Depuis, Mme Bureau témoigne là où on l’invite – elle l’a notamment fait pour la minisérie documentaire «Justice» diffusée l’an dernier – et milite pour une justice réparatrice, qu’elle appelle aussi «restaurative ou alternative».

Elle dit que non seulement, les victimes ont des droits. «Mais il faut aussi leur redonner du pouvoir.»

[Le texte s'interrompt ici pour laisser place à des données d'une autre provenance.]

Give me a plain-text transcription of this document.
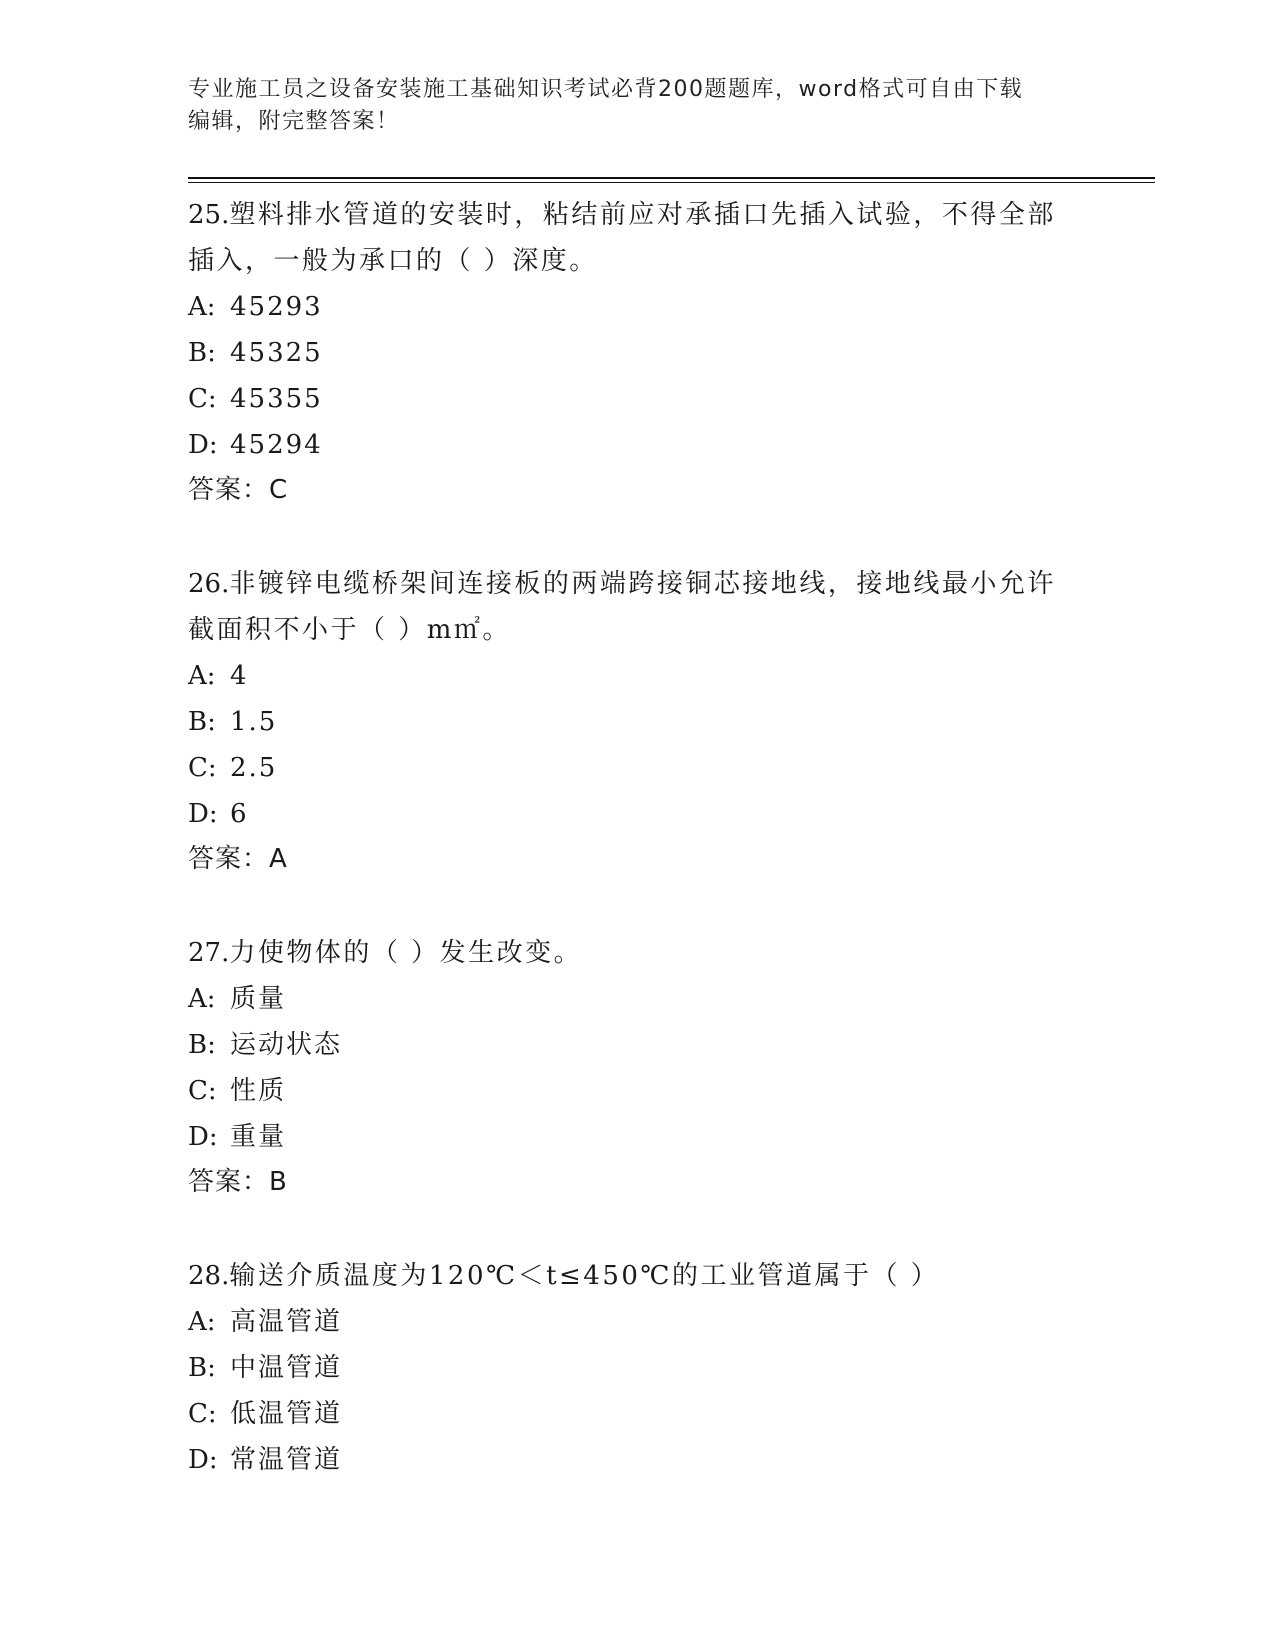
专业施工员之设备安装施工基础知识考试必背200题题库，word格式可自由下载
编辑，附完整答案！
25.塑料排水管道的安装时，粘结前应对承插口先插入试验，不得全部
插入，一般为承口的（ ）深度。
A: 45293
B: 45325
C: 45355
D: 45294
答案：C
26.非镀锌电缆桥架间连接板的两端跨接铜芯接地线，接地线最小允许
截面积不小于（ ）m㎡。
A: 4
B: 1.5
C: 2.5
D: 6
答案：A
27.力使物体的（ ）发生改变。
A: 质量
B: 运动状态
C: 性质
D: 重量
答案：B
28.输送介质温度为120℃＜t≤450℃的工业管道属于（ ）
A: 高温管道
B: 中温管道
C: 低温管道
D: 常温管道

Elle explique que lorsqu’elles dénoncent, les victimes, les «survivants et survivantes» comme elle les appelle aussi, éprouvent les mêmes émotions vives et douloureuses qu’au moment où elles ont subi les agressions, qu’elles se soient déroulées il y a un, dix ou trente ans. «Elles vivent de la honte et de la culpabilité, se sentent responsables.»

«Cela fait trop mal»

Ce n’est pas la première fois qu’elle l’avance, mais elle affirme que la justice pénale prive en quelque sorte les victimes de leur droit d’agir, comme si elles ne devenaient que les témoins de leur propre histoire. «Si bien des victimes ne portent pas plainte, c’est parce cela fait trop mal, que les procédures sont longues et fastidieuses. Dans des affaires d’agression sexuelle, pour être bien représentée par un procureur, il faut être jeune, forte, hyper articulée, intelligente, capable de dire ce qui est arrivé et de bien s’en souvenir!», explique-t-elle.

Une autre justice

Sans dire que la justice pénale soit à dédaigner, elle revendique la possibilité que les victimes aient accès à une autre justice, «une justice privée, équitable, impartiale, gratuite, personnelle, relationnelle, discrète».

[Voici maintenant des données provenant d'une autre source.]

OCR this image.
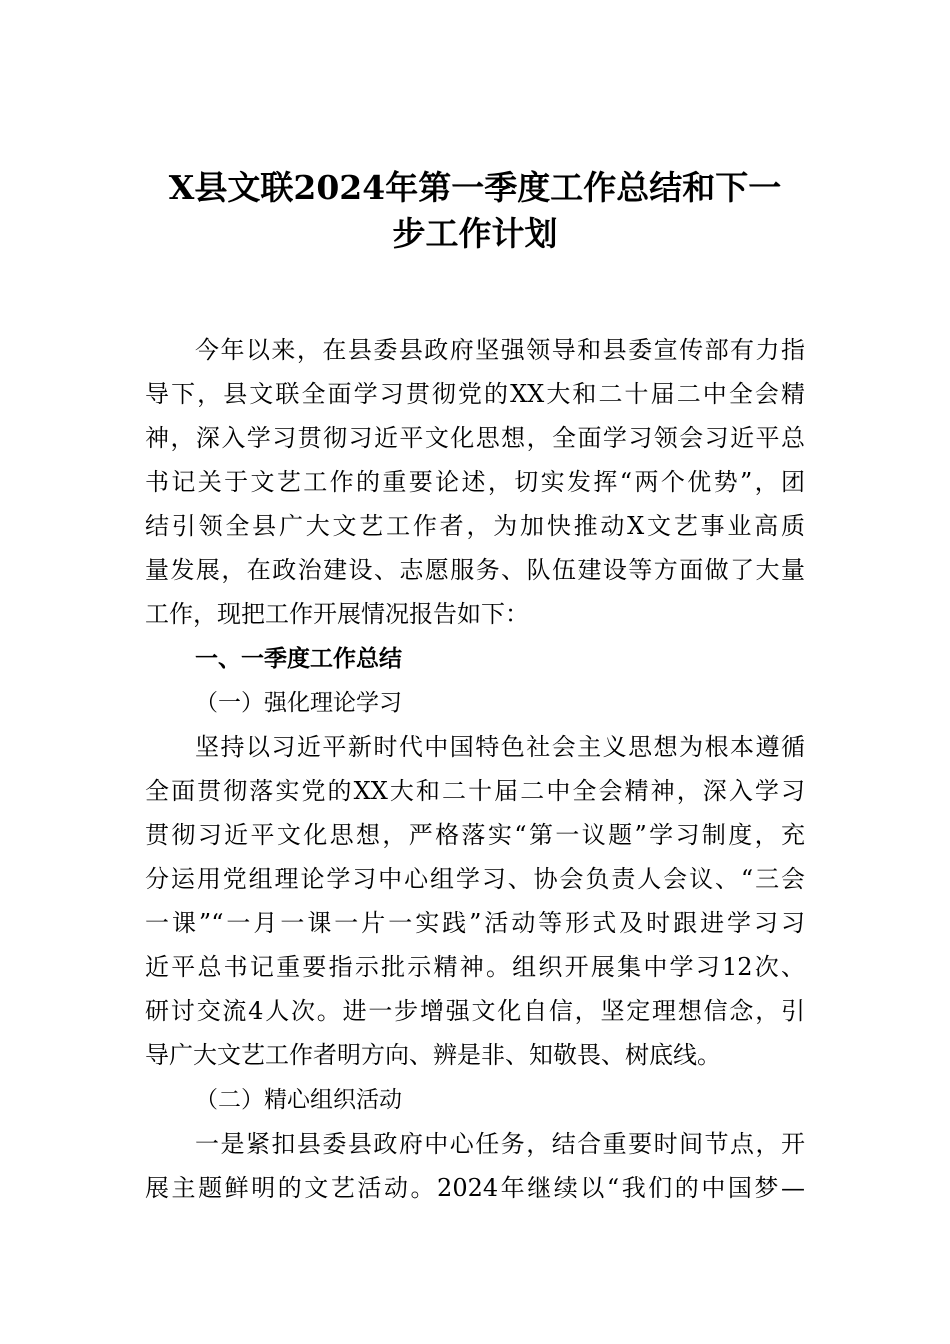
X县文联2024年第一季度工作总结和下一
步工作计划
今年以来，在县委县政府坚强领导和县委宣传部有力指
导下，县文联全面学习贯彻党的XX大和二十届二中全会精
神，深入学习贯彻习近平文化思想，全面学习领会习近平总
书记关于文艺工作的重要论述，切实发挥“两个优势”，团
结引领全县广大文艺工作者，为加快推动X文艺事业高质
量发展，在政治建设、志愿服务、队伍建设等方面做了大量
工作，现把工作开展情况报告如下：
一、一季度工作总结
（一）强化理论学习
坚持以习近平新时代中国特色社会主义思想为根本遵循
全面贯彻落实党的XX大和二十届二中全会精神，深入学习
贯彻习近平文化思想，严格落实“第一议题”学习制度，充
分运用党组理论学习中心组学习、协会负责人会议、“三会
一课”“一月一课一片一实践”活动等形式及时跟进学习习
近平总书记重要指示批示精神。组织开展集中学习12次、
研讨交流4人次。进一步增强文化自信，坚定理想信念，引
导广大文艺工作者明方向、辨是非、知敬畏、树底线。
（二）精心组织活动
一是紧扣县委县政府中心任务，结合重要时间节点，开
展主题鲜明的文艺活动。2024年继续以“我们的中国梦—
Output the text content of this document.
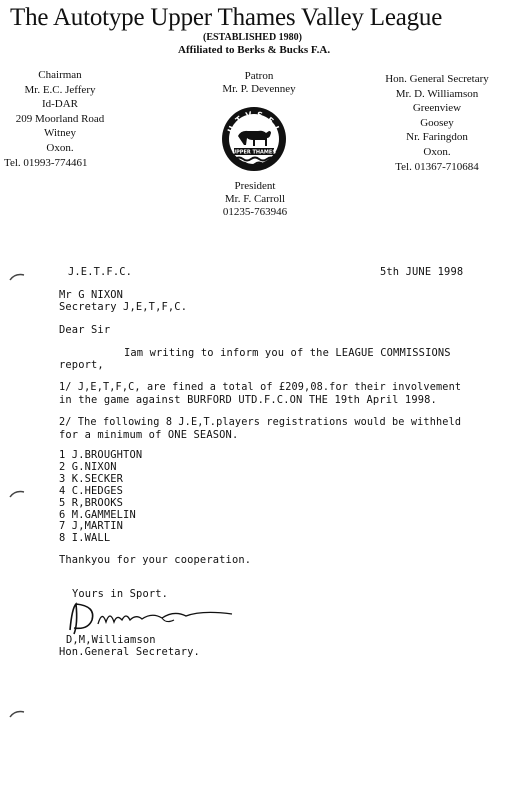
The Autotype Upper Thames Valley League
(ESTABLISHED 1980)
Affiliated to Berks & Bucks F.A.
Chairman
Mr. E.C. Jeffery
Id-DAR
209 Moorland Road
Witney
Oxon.
Tel. 01993-774461
Patron
Mr. P. Devenney
U.T.V.S.F.L.
UPPER THAMES
President
Mr. F. Carroll
01235-763946
Hon. General Secretary
Mr. D. Williamson
Greenview
Goosey
Nr. Faringdon
Oxon.
Tel. 01367-710684
J.E.T.F.C.	5th JUNE 1998
Mr G NIXON
Secretary J,E,T,F,C.
Dear Sir
Iam writing to inform you of the LEAGUE COMMISSIONS
report,
1/ J,E,T,F,C, are fined a total of £209,08.for their involvement
in the game against BURFORD UTD.F.C.ON THE 19th April 1998.
2/ The following 8 J.E,T.players registrations would be withheld
for a minimum of ONE SEASON.
1 J.BROUGHTON
2 G.NIXON
3 K.SECKER
4 C.HEDGES
5 R,BROOKS
6 M.GAMMELIN
7 J,MARTIN
8 I.WALL
Thankyou for your cooperation.
Yours in Sport.
D,M,Williamson
Hon.General Secretary.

C’est, croit-elle, ce qu’offre la justice réparatrice, la possibilité, en toute discrétion, de faire face à son agresseur ou, si ce n’est pas possible, à l’auteur d’un crime apparenté. Comme pour n’importe quelle autre séance de médiation, les deux parties doivent être d’accord pour se rencontrer.

Ayant elle-même participé à des rencontres entre victimes et agresseurs et ayant aussi confronté son agresseur, Sarah Bureau dit en être ressortie moins souffrante qu’à l’issue du procès. «Par cette mesure, les victimes reprennent enfin du pouvoir sur leur vie.»

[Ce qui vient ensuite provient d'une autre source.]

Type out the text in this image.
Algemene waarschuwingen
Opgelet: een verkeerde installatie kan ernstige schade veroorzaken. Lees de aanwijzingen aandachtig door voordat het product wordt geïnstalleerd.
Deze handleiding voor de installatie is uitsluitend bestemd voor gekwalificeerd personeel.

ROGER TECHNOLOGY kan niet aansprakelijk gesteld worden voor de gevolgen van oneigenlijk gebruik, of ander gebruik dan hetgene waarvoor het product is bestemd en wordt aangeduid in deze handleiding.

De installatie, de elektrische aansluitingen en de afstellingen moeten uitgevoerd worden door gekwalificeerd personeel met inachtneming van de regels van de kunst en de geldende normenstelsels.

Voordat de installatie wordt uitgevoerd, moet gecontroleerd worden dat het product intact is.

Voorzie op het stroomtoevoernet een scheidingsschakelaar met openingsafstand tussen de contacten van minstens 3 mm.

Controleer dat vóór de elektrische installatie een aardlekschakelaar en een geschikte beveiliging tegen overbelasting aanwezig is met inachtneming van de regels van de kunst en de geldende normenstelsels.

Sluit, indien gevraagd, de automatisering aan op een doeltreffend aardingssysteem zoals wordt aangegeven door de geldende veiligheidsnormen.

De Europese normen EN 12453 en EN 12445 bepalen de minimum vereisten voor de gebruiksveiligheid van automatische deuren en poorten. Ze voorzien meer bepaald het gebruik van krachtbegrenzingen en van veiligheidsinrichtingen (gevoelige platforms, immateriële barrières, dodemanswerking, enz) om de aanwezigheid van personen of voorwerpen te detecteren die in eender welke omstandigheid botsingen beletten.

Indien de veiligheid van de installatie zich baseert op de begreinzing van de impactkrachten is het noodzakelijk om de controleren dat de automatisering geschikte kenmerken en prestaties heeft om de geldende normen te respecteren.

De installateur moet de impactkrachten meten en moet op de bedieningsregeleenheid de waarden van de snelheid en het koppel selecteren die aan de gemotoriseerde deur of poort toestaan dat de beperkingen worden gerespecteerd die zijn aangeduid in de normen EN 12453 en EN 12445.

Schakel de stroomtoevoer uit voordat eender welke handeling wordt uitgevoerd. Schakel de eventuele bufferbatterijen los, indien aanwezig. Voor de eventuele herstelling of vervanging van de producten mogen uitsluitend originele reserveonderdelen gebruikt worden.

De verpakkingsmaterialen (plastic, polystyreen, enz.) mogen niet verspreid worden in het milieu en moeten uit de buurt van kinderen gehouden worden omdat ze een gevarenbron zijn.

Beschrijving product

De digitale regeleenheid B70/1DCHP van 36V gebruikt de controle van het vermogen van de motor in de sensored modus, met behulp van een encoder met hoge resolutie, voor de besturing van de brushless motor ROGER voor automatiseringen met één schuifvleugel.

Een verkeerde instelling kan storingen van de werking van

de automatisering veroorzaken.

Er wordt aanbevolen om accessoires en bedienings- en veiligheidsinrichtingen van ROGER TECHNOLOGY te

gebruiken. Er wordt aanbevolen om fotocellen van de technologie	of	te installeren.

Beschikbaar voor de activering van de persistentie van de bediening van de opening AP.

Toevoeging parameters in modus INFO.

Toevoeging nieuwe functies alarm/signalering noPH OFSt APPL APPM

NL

La mesure de justice «restaurative» fait partie de la législation française depuis 2012, Sarah Bureau ayant fait partie de ceux et celles qui avaient convaincu la ministre de la Justice française de l’instaurer. Il y est nommément stipulé «que constitue une mesure de justice restaurative toute mesure permettant à une victime ainsi qu’à l’auteur d’une infraction de participer activement à la résolution des difficultés résultant de l’infraction, et notamment à la préparation des préjudices de toute nature résultant de sa commission».

La Victoriavilloise aimerait qu’il en soit de même au Canada. Elle en a d’ailleurs soufflé mot à la ministre fédérale qu’elle a rencontrée au printemps dernier. Elle souhaiterait que la mesure de justice restaurative soit enchâssée par la loi fédérale, ce qui, selon elle, garantirait des fonds aux organismes chargés de la mettre en œuvre.

Elle prendra d’ailleurs la parole au colloque annuel des organismes de justice alternative du Québec en mai prochain, les invitant à appuyer sa demande.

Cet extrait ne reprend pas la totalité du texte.